Olympus, the Japanese camera and medical equipment manufacturer that continues its struggle to stay afloat, is said to be reaching the final stages of a deal with Sony that will see a 50 billion yen (approx. $640 million) investment. Sources close to the deal say a final vote on the matter could be held as early as this month, and should it go through, Sony would be acquiring roughly a 12% stake in Olympus.
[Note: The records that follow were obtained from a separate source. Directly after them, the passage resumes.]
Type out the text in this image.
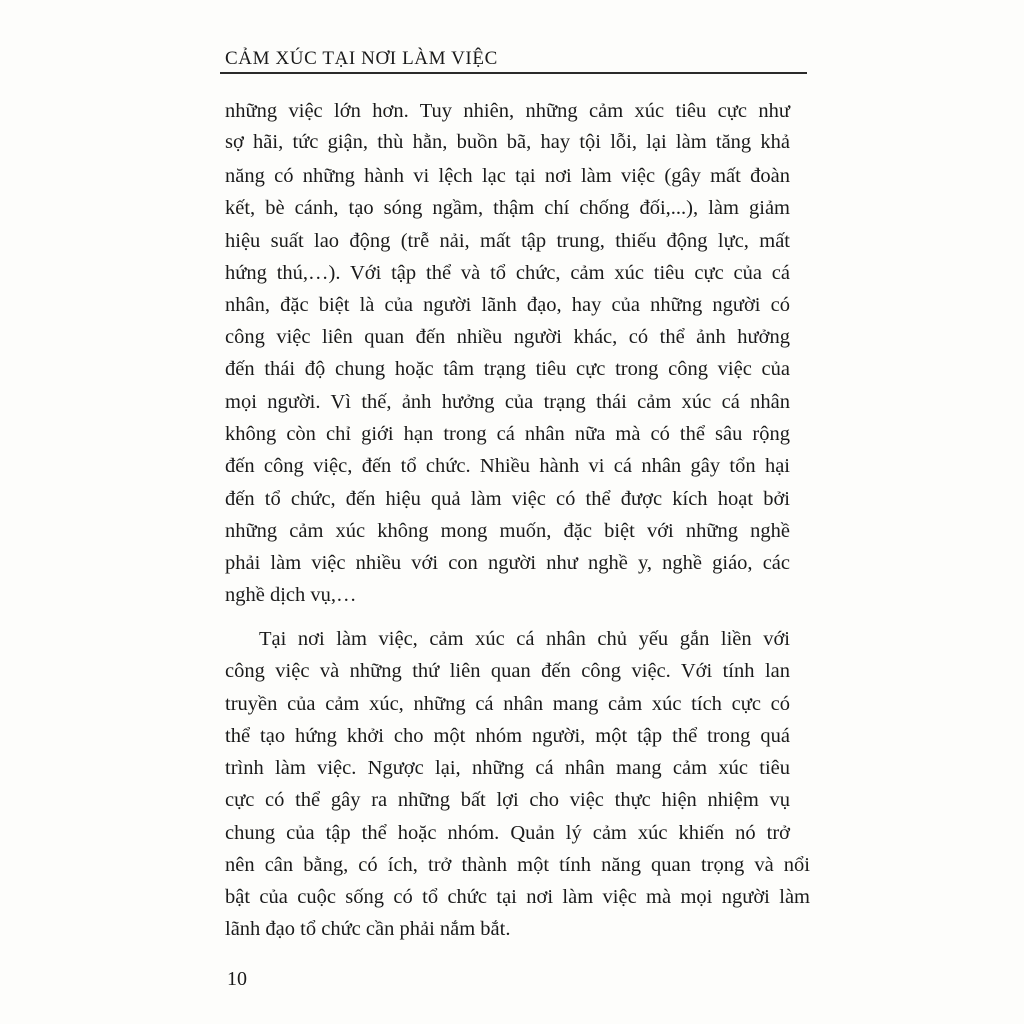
CẢM XÚC TẠI NƠI LÀM VIỆC
những việc lớn hơn. Tuy nhiên, những cảm xúc tiêu cực như
sợ hãi, tức giận, thù hằn, buồn bã, hay tội lỗi, lại làm tăng khả
năng có những hành vi lệch lạc tại nơi làm việc (gây mất đoàn
kết, bè cánh, tạo sóng ngầm, thậm chí chống đối,...), làm giảm
hiệu suất lao động (trễ nải, mất tập trung, thiếu động lực, mất
hứng thú,…). Với tập thể và tổ chức, cảm xúc tiêu cực của cá
nhân, đặc biệt là của người lãnh đạo, hay của những người có
công việc liên quan đến nhiều người khác, có thể ảnh hưởng
đến thái độ chung hoặc tâm trạng tiêu cực trong công việc của
mọi người. Vì thế, ảnh hưởng của trạng thái cảm xúc cá nhân
không còn chỉ giới hạn trong cá nhân nữa mà có thể sâu rộng
đến công việc, đến tổ chức. Nhiều hành vi cá nhân gây tổn hại
đến tổ chức, đến hiệu quả làm việc có thể được kích hoạt bởi
những cảm xúc không mong muốn, đặc biệt với những nghề
phải làm việc nhiều với con người như nghề y, nghề giáo, các
nghề dịch vụ,…
Tại nơi làm việc, cảm xúc cá nhân chủ yếu gắn liền với
công việc và những thứ liên quan đến công việc. Với tính lan
truyền của cảm xúc, những cá nhân mang cảm xúc tích cực có
thể tạo hứng khởi cho một nhóm người, một tập thể trong quá
trình làm việc. Ngược lại, những cá nhân mang cảm xúc tiêu
cực có thể gây ra những bất lợi cho việc thực hiện nhiệm vụ
chung của tập thể hoặc nhóm. Quản lý cảm xúc khiến nó trở
nên cân bằng, có ích, trở thành một tính năng quan trọng và nổi
bật của cuộc sống có tổ chức tại nơi làm việc mà mọi người làm
lãnh đạo tổ chức cần phải nắm bắt.
10
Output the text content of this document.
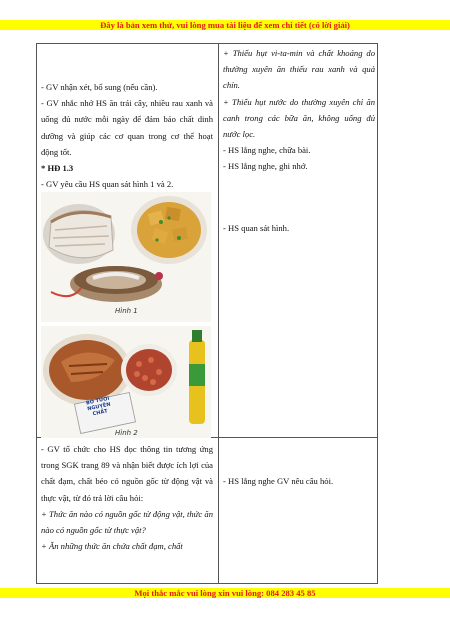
Đây là bản xem thử, vui lòng mua tài liệu để xem chi tiết (có lời giải)

- GV nhận xét, bổ sung (nếu cần).

- GV nhắc nhở HS ăn trái cây, nhiều rau xanh và uống đủ nước mỗi ngày để đảm bảo chất dinh dưỡng và giúp các cơ quan trong cơ thể hoạt động tốt.

* HĐ 1.3

- GV yêu cầu HS quan sát hình 1 và 2.

Hình 1
BƠ TƯƠI NGUYÊN CHẤT
Hình 2

- GV tổ chức cho HS đọc thông tin tương ứng trong SGK trang 89 và nhận biết được ích lợi của chất đạm, chất béo có nguồn gốc từ động vật và thực vật, từ đó trả lời câu hỏi:

+ Thức ăn nào có nguồn gốc từ động vật, thức ăn nào có nguồn gốc từ thực vật?

+ Ăn những thức ăn chứa chất đạm, chất

+ Thiếu hụt vi-ta-min và chất khoáng do thường xuyên ăn thiếu rau xanh và quả chín.

+ Thiếu hụt nước do thường xuyên chỉ ăn canh trong các bữa ăn, không uống đủ nước lọc.

- HS lắng nghe, chữa bài.

- HS lắng nghe, ghi nhớ.

- HS quan sát hình.
- HS lắng nghe GV nêu câu hỏi.
Mọi thắc mắc vui lòng xin vui lòng: 084 283 45 85
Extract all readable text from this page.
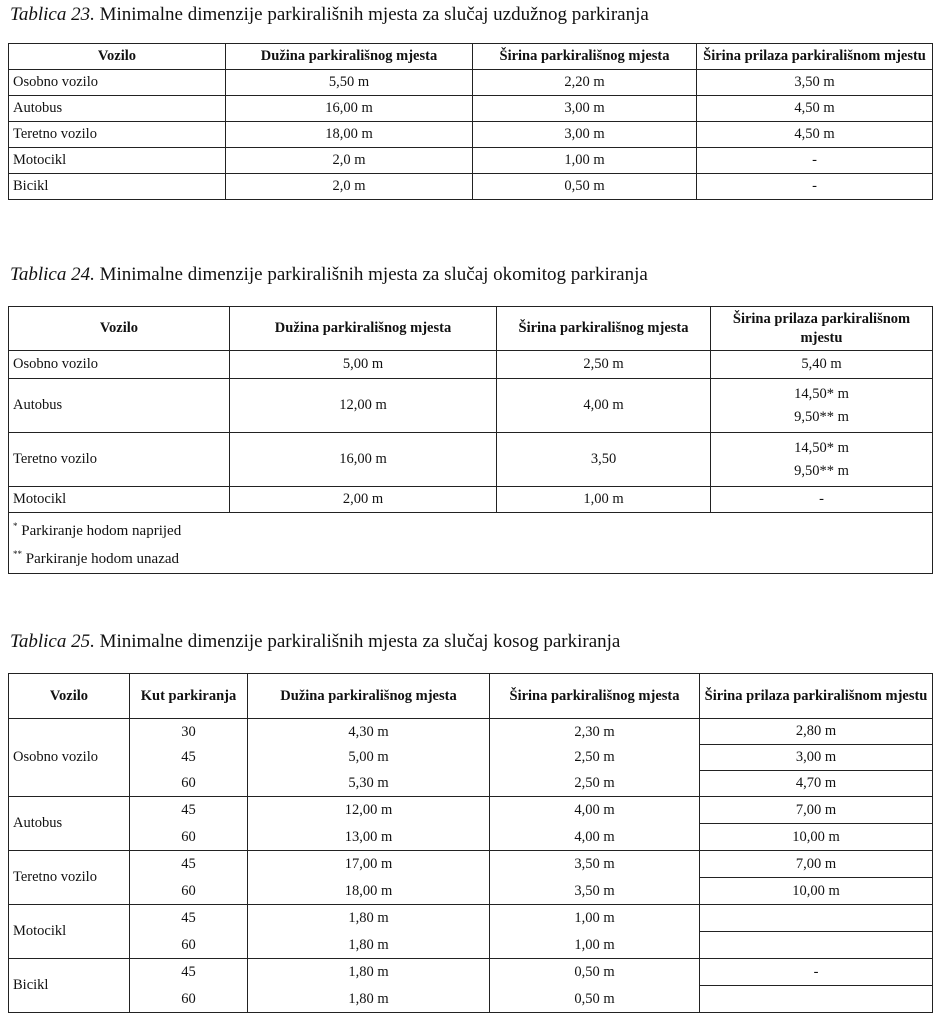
Tablica 23. Minimalne dimenzije parkirališnih mjesta za slučaj uzdužnog parkiranja
Vozilo	Dužina parkirališnog mjesta	Širina parkirališnog mjesta	Širina prilaza parkirališnom mjestu
Osobno vozilo	5,50 m	2,20 m	3,50 m
Autobus	16,00 m	3,00 m	4,50 m
Teretno vozilo	18,00 m	3,00 m	4,50 m
Motocikl	2,0 m	1,00 m	-
Bicikl	2,0 m	0,50 m	-
Tablica 24. Minimalne dimenzije parkirališnih mjesta za slučaj okomitog parkiranja
Vozilo	Dužina parkirališnog mjesta	Širina parkirališnog mjesta	Širina prilaza parkirališnom mjestu
Osobno vozilo	5,00 m	2,50 m	5,40 m
Autobus	12,00 m	4,00 m	14,50* m
9,50** m

Teretno vozilo	16,00 m	3,50	14,50* m
9,50** m

Motocikl	2,00 m	1,00 m	-

* Parkiranje hodom naprijed
** Parkiranje hodom unazad			
Tablica 25. Minimalne dimenzije parkirališnih mjesta za slučaj kosog parkiranja
Vozilo	Kut parkiranja	Dužina parkirališnog mjesta	Širina parkirališnog mjesta	Širina prilaza parkirališnom mjestu
Osobno vozilo	30	4,30 m	2,30 m	2,80 m
	45	5,00 m	2,50 m	3,00 m
	60	5,30 m	2,50 m	4,70 m
Autobus	45	12,00 m	4,00 m	7,00 m
	60	13,00 m	4,00 m	10,00 m
Teretno vozilo	45	17,00 m	3,50 m	7,00 m
	60	18,00 m	3,50 m	10,00 m
Motocikl	45	1,80 m	1,00 m	
	60	1,80 m	1,00 m	
Bicikl	45	1,80 m	0,50 m	-
	60	1,80 m	0,50 m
Seeing as how Sony is in just as dire straights as the rest Japan’s electronic manufacturers, including Sharp, it’s interesting to see what Sony hopes to accomplish.
Desperate for cash while trying to recover from a huge financial scandal that has destroyed its reputation, Olympus was measured with a financial value of only 2.2%, far below the 10% that marks distress. With a quarterly earnings report due in November, Olympus is most likely eager to accept one of the several investment offers it has received over the last few months. In addition to Sony, talks were held with Panasonic, Terumo Corp., and even Fujifilm Holdings, however it’s seemed that Sony’s deal was the one Olympus has wanted the most.
The biggest benefit for Sony will be the access to Olympus’ medical equipment division, which is seen as a fairly strong business with a 70% dominance of the market for endoscopes. As Sony continues to be dragged down by its under-performing TV division, it has been looking to get into the medical device field with just such an advantage. Image sensors is another area where Sony does well, with Olympus already serving as a customer. Cooperation in the digital camera business may also lead to mutual benefits for the companies.